US to test Paxlovid as long COVID-19 therapy

The National Institutes of Health announced plans to test at least four different treatments for long COVID, including Pfizer’s Paxlovid, as potential therapies for the lasting condition, according to a July 31 news release. 

The phase 2 trial is now open for enrollment and participants will be exposed to therapies including drugs, biologics, medical devices and more, according to the release. 

The trial will likely have between 100 and 300 participants and will focus on testing specific safety and effectiveness of the proposed treatments.

"We know that when patients are suffering, we can never move fast enough," Lawrence Tabak, DDS, PhD, NIH Director said in a statement. "NIH is committed to a highly coordinated and scientifically rigorous approach to find treatments that will provide relief for the millions of people living with long COVID."

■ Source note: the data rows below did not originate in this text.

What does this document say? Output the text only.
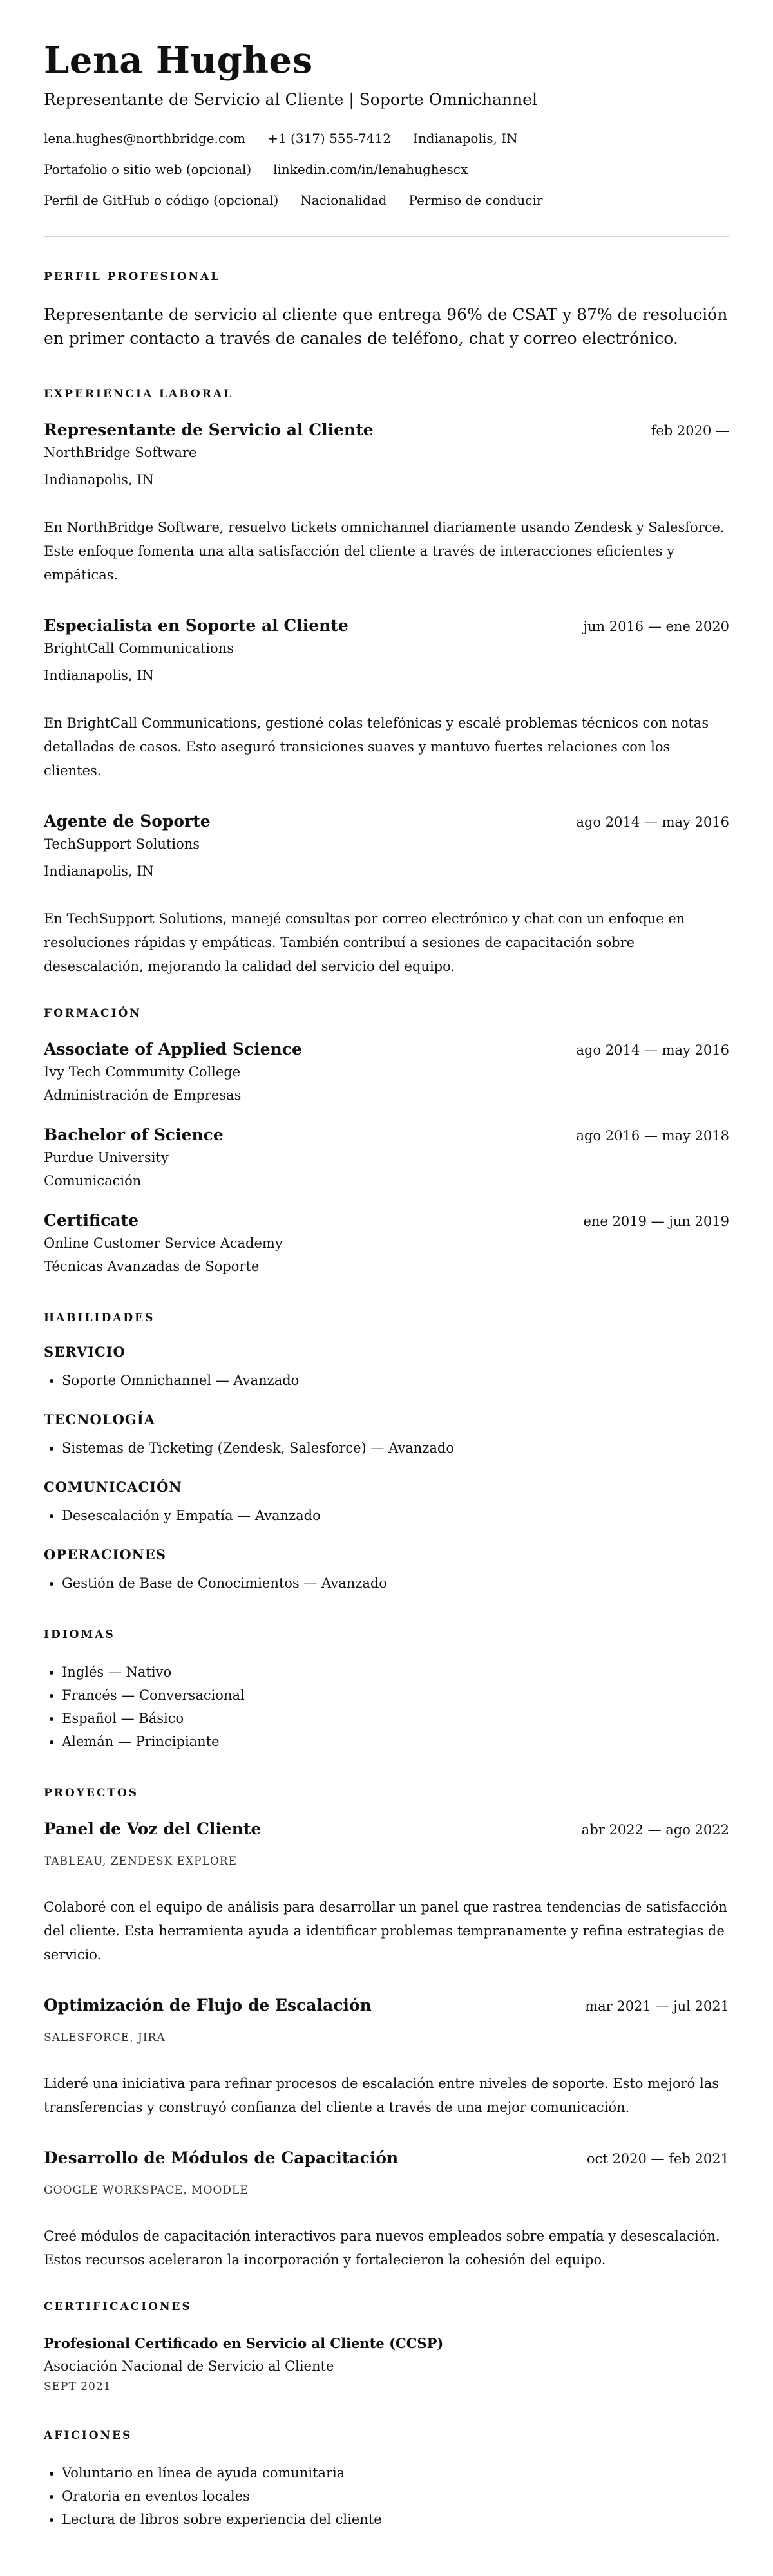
Lena Hughes
Representante de Servicio al Cliente | Soporte Omnichannel
lena.hughes@northbridge.com +1 (317) 555-7412 Indianapolis, IN
Portafolio o sitio web (opcional) linkedin.com/in/lenahughescx
Perfil de GitHub o código (opcional) Nacionalidad Permiso de conducir
PERFIL PROFESIONAL

Representante de servicio al cliente que entrega 96% de CSAT y 87% de resolución en primer contacto a través de canales de teléfono, chat y correo electrónico.

EXPERIENCIA LABORAL
Representante de Servicio al Cliente	feb 2020 —
NorthBridge Software
Indianapolis, IN

En NorthBridge Software, resuelvo tickets omnichannel diariamente usando Zendesk y Salesforce. Este enfoque fomenta una alta satisfacción del cliente a través de interacciones eficientes y empáticas.

Especialista en Soporte al Cliente	jun 2016 — ene 2020
BrightCall Communications
Indianapolis, IN

En BrightCall Communications, gestioné colas telefónicas y escalé problemas técnicos con notas detalladas de casos. Esto aseguró transiciones suaves y mantuvo fuertes relaciones con los clientes.

Agente de Soporte	ago 2014 — may 2016
TechSupport Solutions
Indianapolis, IN

En TechSupport Solutions, manejé consultas por correo electrónico y chat con un enfoque en resoluciones rápidas y empáticas. También contribuí a sesiones de capacitación sobre desescalación, mejorando la calidad del servicio del equipo.

FORMACIÓN
Associate of Applied Science	ago 2014 — may 2016
Ivy Tech Community College
Administración de Empresas
Bachelor of Science	ago 2016 — may 2018
Purdue University
Comunicación
Certificate	ene 2019 — jun 2019
Online Customer Service Academy
Técnicas Avanzadas de Soporte
HABILIDADES
SERVICIO
• Soporte Omnichannel — Avanzado
TECNOLOGÍA
• Sistemas de Ticketing (Zendesk, Salesforce) — Avanzado
COMUNICACIÓN
• Desescalación y Empatía — Avanzado
OPERACIONES
• Gestión de Base de Conocimientos — Avanzado
IDIOMAS
• Inglés — Nativo
• Francés — Conversacional
• Español — Básico
• Alemán — Principiante
PROYECTOS
Panel de Voz del Cliente	abr 2022 — ago 2022
TABLEAU, ZENDESK EXPLORE

Colaboré con el equipo de análisis para desarrollar un panel que rastrea tendencias de satisfacción del cliente. Esta herramienta ayuda a identificar problemas tempranamente y refina estrategias de servicio.

Optimización de Flujo de Escalación	mar 2021 — jul 2021
SALESFORCE, JIRA

Lideré una iniciativa para refinar procesos de escalación entre niveles de soporte. Esto mejoró las transferencias y construyó confianza del cliente a través de una mejor comunicación.

Desarrollo de Módulos de Capacitación	oct 2020 — feb 2021
GOOGLE WORKSPACE, MOODLE

Creé módulos de capacitación interactivos para nuevos empleados sobre empatía y desescalación. Estos recursos aceleraron la incorporación y fortalecieron la cohesión del equipo.

CERTIFICACIONES
Profesional Certificado en Servicio al Cliente (CCSP)
Asociación Nacional de Servicio al Cliente
SEPT 2021
AFICIONES
• Voluntario en línea de ayuda comunitaria
• Oratoria en eventos locales
• Lectura de libros sobre experiencia del cliente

Testing multiple forms of long COVID therapies will allow experts to see which work better for individuals with certain lasting symptoms.

In addition to Paxlovid, other interventions being tested will include a web-based brain training program called BrainHQ, developed by Posit Science Corp. in San Francisco, the  PASC-Cognitive Recovery, a web-based goal management training program, developed by Mount Sinai Health System in New York City; and a transcranial direct current stimulation machine developed by Soterix Medical in Woodbridge, N.J.

In addition to the phase 2 trial, the U.S. HHS also announced the formation of the Office of Long COVID Research and Practice in a July 31 news release.